God help us! This level of resignation gives birth to a dismal reality and an uneasy insight into the grim state of modern life.
How about a definition that offers a lot more power ? How about Stress defined as dishonesty ?
Yes, wherever we are stressed, perhaps we are not being honest to ourselves. Maybe we are getting a sense that we are playing a very small game, probably someone else’s, and that’s what hurts.
Taking a look, we can see that we are true to obligations, true to past experiences and true to the expectations of others. But rarely true to personal values that inspire a life we love to live.
Clearly, living true to oneself creates challenges.
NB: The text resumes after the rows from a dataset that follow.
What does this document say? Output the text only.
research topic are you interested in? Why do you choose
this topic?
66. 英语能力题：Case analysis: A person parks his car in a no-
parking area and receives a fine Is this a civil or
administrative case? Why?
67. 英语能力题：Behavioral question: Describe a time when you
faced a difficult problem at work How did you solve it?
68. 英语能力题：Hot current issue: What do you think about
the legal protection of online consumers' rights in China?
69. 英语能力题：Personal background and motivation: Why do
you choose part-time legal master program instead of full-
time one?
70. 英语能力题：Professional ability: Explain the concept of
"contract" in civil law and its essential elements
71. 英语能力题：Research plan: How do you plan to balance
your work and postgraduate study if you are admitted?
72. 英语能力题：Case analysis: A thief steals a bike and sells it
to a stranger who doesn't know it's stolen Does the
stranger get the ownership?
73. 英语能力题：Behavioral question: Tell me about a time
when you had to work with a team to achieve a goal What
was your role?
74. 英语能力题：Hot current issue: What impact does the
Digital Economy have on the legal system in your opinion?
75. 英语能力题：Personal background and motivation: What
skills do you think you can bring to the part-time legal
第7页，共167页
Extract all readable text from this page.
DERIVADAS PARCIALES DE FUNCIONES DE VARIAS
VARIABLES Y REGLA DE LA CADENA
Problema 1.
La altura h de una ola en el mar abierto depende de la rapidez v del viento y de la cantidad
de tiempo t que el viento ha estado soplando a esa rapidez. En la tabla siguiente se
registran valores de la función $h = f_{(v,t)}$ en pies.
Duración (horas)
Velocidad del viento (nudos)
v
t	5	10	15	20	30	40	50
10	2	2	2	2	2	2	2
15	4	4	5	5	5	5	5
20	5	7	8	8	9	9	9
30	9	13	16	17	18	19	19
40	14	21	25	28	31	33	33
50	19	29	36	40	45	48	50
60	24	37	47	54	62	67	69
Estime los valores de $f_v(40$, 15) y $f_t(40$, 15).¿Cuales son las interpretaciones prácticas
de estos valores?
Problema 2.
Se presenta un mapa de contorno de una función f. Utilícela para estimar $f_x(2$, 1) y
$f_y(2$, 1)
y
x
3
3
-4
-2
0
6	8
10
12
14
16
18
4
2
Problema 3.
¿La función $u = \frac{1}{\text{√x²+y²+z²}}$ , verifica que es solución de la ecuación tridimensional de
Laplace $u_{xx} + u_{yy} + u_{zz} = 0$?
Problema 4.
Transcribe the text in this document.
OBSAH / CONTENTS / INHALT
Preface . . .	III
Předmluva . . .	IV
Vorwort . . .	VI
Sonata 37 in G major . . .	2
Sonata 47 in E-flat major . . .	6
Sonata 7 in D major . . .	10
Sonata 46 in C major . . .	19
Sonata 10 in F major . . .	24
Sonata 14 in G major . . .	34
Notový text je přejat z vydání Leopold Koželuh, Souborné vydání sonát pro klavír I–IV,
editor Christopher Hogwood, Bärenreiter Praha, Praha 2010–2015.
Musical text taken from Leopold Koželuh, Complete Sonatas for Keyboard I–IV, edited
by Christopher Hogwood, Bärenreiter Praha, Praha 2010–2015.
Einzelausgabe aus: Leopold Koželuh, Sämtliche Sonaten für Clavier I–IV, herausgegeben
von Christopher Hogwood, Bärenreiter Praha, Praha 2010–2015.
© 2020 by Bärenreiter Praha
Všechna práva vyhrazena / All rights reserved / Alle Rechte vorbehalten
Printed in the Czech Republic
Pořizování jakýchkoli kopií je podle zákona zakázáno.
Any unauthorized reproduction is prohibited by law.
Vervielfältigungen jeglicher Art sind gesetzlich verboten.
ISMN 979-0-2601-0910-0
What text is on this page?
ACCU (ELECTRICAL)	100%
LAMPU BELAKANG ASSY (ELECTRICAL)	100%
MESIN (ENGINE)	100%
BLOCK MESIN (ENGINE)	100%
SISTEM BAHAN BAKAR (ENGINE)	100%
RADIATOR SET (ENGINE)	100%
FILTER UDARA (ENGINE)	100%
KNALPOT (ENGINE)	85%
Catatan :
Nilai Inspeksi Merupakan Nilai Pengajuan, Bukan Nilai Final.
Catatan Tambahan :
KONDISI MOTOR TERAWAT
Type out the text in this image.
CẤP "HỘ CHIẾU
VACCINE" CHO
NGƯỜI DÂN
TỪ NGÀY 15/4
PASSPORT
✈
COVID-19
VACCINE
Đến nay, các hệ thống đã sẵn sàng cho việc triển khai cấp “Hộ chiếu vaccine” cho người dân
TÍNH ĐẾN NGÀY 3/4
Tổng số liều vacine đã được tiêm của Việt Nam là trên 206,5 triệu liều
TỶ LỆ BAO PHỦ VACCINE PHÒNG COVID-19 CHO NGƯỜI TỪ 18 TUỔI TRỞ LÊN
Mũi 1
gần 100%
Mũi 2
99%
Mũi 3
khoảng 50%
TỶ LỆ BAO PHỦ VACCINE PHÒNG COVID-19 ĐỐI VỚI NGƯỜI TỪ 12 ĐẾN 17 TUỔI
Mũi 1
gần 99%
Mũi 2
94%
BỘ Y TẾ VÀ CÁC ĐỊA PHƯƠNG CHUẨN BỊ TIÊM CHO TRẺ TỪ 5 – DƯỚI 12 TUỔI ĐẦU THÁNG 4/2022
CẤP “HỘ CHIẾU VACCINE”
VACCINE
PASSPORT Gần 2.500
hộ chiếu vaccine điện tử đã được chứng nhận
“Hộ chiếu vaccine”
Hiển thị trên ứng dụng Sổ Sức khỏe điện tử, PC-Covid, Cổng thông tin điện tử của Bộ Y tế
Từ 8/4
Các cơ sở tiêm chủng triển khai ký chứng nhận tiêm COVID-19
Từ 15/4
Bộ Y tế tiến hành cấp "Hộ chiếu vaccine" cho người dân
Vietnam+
However, these challenges are problems worth having – worth living and dying for.
What sort of stress do you want ? Stress as a lie detector – the hero within trying to get out ! Or stress as a shovel with which you dig your own early grave ?
National Stress Awareness Day
Don said he was stressed by not knowing what he missed in relation to NSAD.I can tell him and put his mind at rest. He missed 31 seminars , around 60 newspaer articles, and nearly thirty mentions on either radio or TV. I can also say that some of the people who came to my seminars in London Docklands came because they saw the notice prior to the event in HRZone. So thank you to HRZone!
horrors…the stress of it all…
i was stressed to discover that wednesday, nov 1, was national stress awareness day, particularly in light of the fact that i did not learn of this until thursday, the 2nd.
i am now suffering from stress-induced anxiety pangs brought on by my uncertainty/insecurity of not knowing what it was that i missed.